Nobody's taking down infowars.com, afaik.

It's a valid question to ask. To me, it's clear that the answer is it's better not to censor. But there are, of course, plusses and minuses...

Here's my perspective.

I remember the start of the second Iraq war very clearly. Something like 70% of Americans believed, falsely, that Sadam Hussein was behind 9/11. As someone that didn't believe that, it was almost surreal. It was like everyone had gone mad. Most MSM sources were basically de-facto propaganda arms for the US govt.

On that wave of public support, we ludicrously and tragically invaded Iraq.
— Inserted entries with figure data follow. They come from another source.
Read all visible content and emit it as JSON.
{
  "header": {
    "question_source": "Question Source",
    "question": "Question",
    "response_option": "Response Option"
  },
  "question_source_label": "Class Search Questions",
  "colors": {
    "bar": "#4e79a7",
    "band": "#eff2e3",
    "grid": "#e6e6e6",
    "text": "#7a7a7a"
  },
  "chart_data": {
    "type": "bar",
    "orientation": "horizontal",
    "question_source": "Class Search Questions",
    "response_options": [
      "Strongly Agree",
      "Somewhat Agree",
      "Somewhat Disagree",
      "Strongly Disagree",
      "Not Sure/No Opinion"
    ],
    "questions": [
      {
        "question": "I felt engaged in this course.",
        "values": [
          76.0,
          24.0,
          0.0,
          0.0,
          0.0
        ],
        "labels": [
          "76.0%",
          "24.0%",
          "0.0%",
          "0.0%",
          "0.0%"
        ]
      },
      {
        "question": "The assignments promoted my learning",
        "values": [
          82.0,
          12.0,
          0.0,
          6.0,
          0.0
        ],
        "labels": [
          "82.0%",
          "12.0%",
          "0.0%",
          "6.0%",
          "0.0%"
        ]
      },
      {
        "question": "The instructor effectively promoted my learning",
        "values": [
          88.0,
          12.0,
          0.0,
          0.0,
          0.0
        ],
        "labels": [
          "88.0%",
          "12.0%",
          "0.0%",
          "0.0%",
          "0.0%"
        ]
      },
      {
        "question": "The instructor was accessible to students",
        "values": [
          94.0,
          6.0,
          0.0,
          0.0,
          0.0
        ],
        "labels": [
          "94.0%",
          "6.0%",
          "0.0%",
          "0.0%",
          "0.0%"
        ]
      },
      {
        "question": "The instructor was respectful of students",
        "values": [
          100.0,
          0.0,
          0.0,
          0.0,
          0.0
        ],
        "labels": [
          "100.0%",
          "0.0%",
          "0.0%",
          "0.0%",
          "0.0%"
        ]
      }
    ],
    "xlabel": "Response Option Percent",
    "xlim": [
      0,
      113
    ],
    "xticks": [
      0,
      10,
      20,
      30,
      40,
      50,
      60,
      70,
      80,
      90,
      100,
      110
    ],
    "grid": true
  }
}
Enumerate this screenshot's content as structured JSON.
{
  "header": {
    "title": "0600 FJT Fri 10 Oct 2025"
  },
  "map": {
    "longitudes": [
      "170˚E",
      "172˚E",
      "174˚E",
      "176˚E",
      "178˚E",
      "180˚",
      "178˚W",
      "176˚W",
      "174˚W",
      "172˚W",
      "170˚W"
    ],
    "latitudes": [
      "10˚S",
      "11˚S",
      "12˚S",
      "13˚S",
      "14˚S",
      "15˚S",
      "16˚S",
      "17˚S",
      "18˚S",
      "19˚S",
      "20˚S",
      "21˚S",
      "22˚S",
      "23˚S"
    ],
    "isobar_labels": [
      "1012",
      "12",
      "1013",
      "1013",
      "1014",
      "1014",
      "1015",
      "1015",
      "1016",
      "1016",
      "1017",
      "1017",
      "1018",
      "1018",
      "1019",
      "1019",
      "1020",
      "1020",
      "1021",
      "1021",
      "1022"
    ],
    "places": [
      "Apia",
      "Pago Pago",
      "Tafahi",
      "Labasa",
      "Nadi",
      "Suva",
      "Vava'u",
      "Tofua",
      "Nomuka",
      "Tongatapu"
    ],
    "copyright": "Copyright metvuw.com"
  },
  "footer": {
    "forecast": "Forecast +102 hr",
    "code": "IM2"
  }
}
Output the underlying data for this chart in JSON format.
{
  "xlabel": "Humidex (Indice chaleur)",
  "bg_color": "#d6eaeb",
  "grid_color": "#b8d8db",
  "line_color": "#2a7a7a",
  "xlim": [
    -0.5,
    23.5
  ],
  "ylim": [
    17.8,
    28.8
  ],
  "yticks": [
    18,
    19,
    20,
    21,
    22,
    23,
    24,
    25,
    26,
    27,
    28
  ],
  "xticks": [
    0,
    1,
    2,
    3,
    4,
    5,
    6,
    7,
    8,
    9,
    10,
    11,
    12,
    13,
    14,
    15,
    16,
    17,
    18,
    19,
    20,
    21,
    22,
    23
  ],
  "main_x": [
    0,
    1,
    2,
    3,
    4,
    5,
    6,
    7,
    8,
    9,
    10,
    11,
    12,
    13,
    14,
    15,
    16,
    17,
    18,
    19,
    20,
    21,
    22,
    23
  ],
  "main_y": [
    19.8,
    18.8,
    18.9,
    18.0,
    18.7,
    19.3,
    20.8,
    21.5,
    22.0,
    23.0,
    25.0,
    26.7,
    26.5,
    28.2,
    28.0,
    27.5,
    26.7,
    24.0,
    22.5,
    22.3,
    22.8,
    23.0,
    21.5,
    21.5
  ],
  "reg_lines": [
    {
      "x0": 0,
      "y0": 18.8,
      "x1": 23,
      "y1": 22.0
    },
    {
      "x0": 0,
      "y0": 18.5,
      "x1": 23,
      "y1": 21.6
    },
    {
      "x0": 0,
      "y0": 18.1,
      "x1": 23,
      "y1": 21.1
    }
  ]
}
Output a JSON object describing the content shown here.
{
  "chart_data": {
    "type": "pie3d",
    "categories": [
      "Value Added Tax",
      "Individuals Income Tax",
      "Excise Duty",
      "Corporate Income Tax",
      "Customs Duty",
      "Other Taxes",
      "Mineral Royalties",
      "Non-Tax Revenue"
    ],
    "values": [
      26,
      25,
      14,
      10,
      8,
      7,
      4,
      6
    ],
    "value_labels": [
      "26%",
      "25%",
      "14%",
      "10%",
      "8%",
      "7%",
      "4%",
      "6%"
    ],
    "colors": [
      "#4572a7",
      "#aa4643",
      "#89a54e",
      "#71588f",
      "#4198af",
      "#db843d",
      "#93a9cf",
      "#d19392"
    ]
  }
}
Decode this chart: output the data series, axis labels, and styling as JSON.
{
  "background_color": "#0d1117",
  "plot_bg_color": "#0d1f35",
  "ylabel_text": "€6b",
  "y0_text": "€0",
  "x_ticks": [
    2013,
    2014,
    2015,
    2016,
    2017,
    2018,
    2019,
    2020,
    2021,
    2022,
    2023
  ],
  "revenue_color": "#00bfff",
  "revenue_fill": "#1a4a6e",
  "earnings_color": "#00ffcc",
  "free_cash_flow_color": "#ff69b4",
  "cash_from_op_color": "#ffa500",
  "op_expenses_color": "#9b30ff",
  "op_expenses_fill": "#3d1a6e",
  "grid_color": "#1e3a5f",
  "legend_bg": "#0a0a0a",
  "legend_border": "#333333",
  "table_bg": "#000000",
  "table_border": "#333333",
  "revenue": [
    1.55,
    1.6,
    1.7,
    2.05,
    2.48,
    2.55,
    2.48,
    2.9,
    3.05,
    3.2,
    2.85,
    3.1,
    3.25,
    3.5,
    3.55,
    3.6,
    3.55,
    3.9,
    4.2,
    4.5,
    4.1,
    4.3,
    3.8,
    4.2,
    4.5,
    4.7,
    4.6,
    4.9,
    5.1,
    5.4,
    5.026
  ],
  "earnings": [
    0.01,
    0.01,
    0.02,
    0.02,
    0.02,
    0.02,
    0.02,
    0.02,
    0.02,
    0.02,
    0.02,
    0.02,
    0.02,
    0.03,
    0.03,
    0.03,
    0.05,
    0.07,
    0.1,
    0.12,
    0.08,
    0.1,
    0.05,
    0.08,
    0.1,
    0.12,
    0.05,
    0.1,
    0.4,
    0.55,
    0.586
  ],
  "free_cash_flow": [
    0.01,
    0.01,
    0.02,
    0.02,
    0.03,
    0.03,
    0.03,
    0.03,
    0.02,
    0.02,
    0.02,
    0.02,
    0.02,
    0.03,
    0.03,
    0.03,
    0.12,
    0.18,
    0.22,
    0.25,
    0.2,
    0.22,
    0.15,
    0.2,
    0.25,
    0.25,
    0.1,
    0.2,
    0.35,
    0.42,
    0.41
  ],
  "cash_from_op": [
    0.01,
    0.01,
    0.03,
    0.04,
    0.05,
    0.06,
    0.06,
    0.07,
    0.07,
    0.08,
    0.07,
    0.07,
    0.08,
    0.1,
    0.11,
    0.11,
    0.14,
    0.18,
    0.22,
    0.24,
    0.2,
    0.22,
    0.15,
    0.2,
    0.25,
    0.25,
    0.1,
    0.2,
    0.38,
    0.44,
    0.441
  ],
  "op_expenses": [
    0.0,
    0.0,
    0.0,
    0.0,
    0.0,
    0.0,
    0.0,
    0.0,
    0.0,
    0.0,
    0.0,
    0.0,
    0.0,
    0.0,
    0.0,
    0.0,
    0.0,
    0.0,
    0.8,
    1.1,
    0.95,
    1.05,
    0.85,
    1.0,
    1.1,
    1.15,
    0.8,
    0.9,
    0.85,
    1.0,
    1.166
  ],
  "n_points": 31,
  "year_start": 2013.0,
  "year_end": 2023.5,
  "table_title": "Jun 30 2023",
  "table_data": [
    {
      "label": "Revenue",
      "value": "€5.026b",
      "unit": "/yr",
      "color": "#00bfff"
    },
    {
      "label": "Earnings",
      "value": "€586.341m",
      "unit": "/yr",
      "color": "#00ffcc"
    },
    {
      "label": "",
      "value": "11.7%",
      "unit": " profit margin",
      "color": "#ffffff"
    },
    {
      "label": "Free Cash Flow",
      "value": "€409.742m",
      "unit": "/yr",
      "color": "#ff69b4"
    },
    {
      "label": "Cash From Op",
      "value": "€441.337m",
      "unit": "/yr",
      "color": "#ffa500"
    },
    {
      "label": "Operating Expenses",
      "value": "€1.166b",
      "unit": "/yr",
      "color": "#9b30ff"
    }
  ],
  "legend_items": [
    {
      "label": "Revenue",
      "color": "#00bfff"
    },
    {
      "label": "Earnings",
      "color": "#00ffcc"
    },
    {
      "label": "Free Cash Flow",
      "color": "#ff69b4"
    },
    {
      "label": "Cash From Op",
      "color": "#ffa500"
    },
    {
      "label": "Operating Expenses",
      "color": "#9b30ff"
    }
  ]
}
I think if you replay that scenario with Twitter existing, there's a very good chance you don't hit that 70% number and a pretty good chance we don't go to war.

It's simply too easy now to be exposed to alternative narratives. And the false venere of infallibility that "the news" has historically had pretty much fades away when you see reporters duking it out on equal footing with everyone else on Tiwtter.

So! I think the banning of Alex Jones is just step 1 of a plan to "fix" this problem; it's an attempt to reassert the ability to control the narrative and what the public thinks.

I know that all might sound a bit conspiracy-theory-ish, but, well, how else to interpret things like this?

https://twitter.com/chrismurphyct/status/1026580187784404994

More broadly, it's surprising to me that so many people who believe in freedom of speech, democracy, etc in their governments, are so gung-ho for autocratic, censored governening structures in the online realms.